I am a retired member of the University and I am a Galgate resident so you could say I am an interested party. You normally provide an excellent set of insights and hope this letter might be helpful.

Best wishes,

Mary Rose


Dear subtext,

Thought this might be of interest. A group of squatters recently occupied one of Gary Neville’s properties in Manchester in part to protest against the lack of affordable housing in the city and Neville’s role in gentrification. Their collective statement (cited in the below piece) directly takes aim at the UA92 plan and its relationship to the wider marketisation of HE.


Best wishes,

Toby Atkinson


It’s consultations galore at the moment. The city council is presently carrying out an ‘Issues and Options’ consultation on Bailrigg Garden Village, including several drop-in events during June. For details, go to:


The first drop-in session was on Wednesday 6 June in the Bowland Suite at the Lancaster House Hotel, so subtext dropped in to take a look. The room was busy, with over 20 people poring over the maps, diagrams and artists’ impressions.

At the moment, Bailrigg Garden Village is just a shaded area on a map, the ‘Bailrigg Garden Village Broad Area of Growth’. It’s bigger than you might imagine – north to south it goes from Collingham Park to the outskirts of Galgate, while from west to east it includes the canal, the railway line, the A6, campus, the M6, Forrest Hills and a large part of the Conder Valley. Council officers were keen to stress that much of the land in the shaded area will not be developed but instead ‘retained as existing’ or designated as ‘Village Greenspace’ – how much development, and where, is the main subject of the consultation. An initial meeting with local landowners – subtext was told there were between 60 and 80 with ‘land interests’ in the area – took place this week.
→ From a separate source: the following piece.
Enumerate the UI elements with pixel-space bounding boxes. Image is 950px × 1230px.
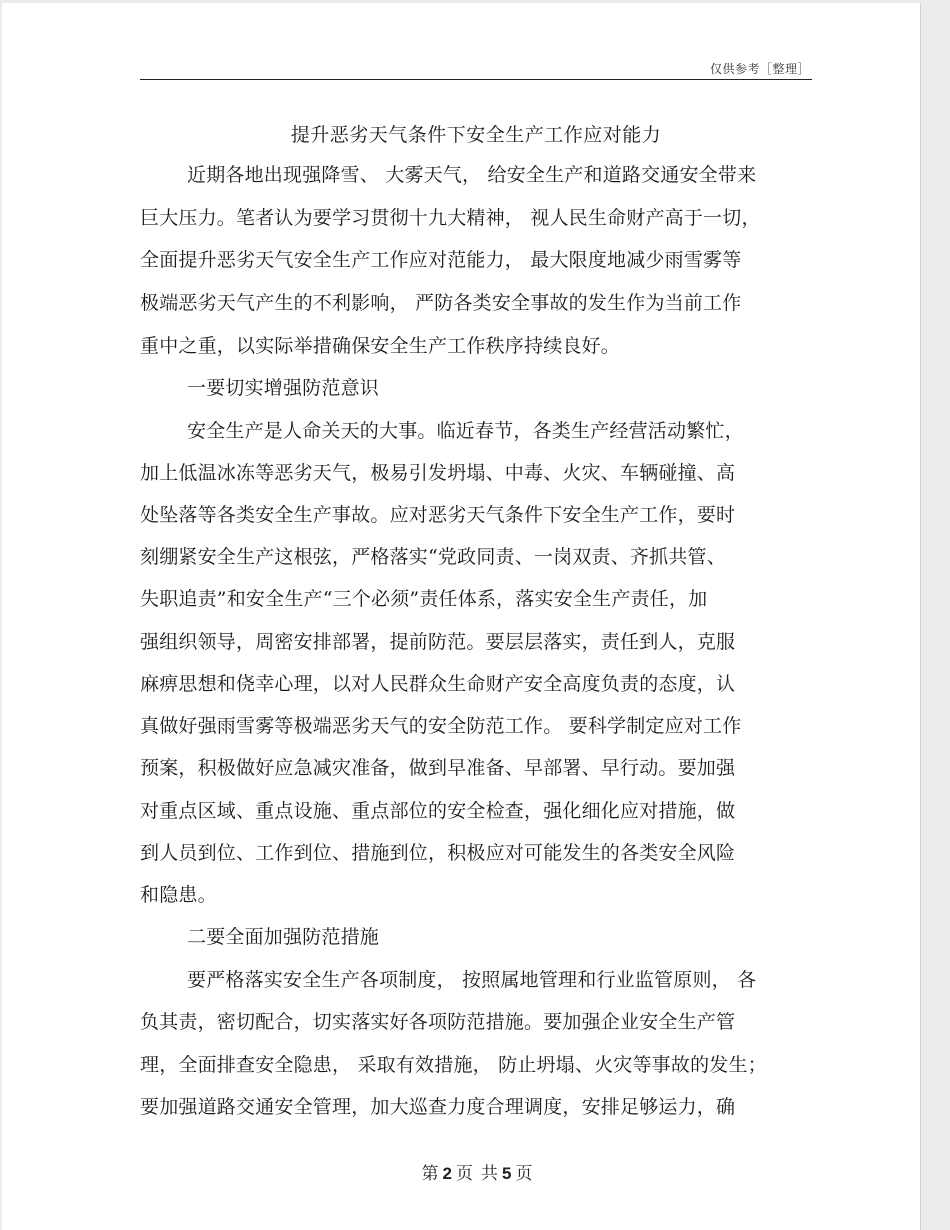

Three ‘spatial options’ have been worked out, and all of them situate the majority of Garden Village development in Burrow Heights, to the west of the railway line. The village centre is likely to be close to Burrow Road. None of the options envisage any residential development east of the M6, due to the risk of flooding in the River Conder catchment area, and there’s not much scope for significant university development there either. Despite the name, the existing Bailrigg village looks like surviving largely intact.

The three options are the ‘concentrated village’ (Burrow Heights, basically), the ‘dispersed village’ (Burrow Heights plus most of the land north of Burrow Heights and Bailrigg, not including the land either side of Burrow Beck which would be left as ‘greenspace’) and the ‘concentrated village with possible site extensions’ (covering the same area as the ‘dispersed village’, but only Burrow Heights would be developed in Garden Village style, the rest being earmarked for regular residential development). The first option scores highest for all the policy objectives, except (predictably) meeting our future housing needs.

How many dwellings are we talking about? The likely density is between 30 and 50 dwellings per hectare. According to a table on housing supply shown to subtext, the planners currently forecast Garden Village construction to start in 2021/22, with 205 houses built between then and 2023/24, a further 700 built between 2024/25 and 2028/29, and a further 750 built between 2029/30 and 2033/34.

What about transport links, then? There will hopefully be funding to reconfigure Junction 33 of the M6, although no plans for this were on display at all, except for an ‘illustrative transport sketch’ showing a pair of red arrows pointing to where Hazelrigg Lane currently passes under the M6 at the southern end of campus. Despite many calls for ‘Bailrigg Halt’ railway station, this seems highly unlikely to happen. Instead, we get ‘Bus Rapid Transport’ (more buses, in other words, although probably more bus lanes as well) and a ‘Cycle Superhighway’ between Bailrigg and the city centre.

Our verdict? subtext was cautiously impressed, although if we lived in Burrow Heights we might be a little more sceptical! Readers are encouraged to attend a drop-in session (six more are planned), question the officers, and respond to the consultation. The deadline for responses is 11 July 2018.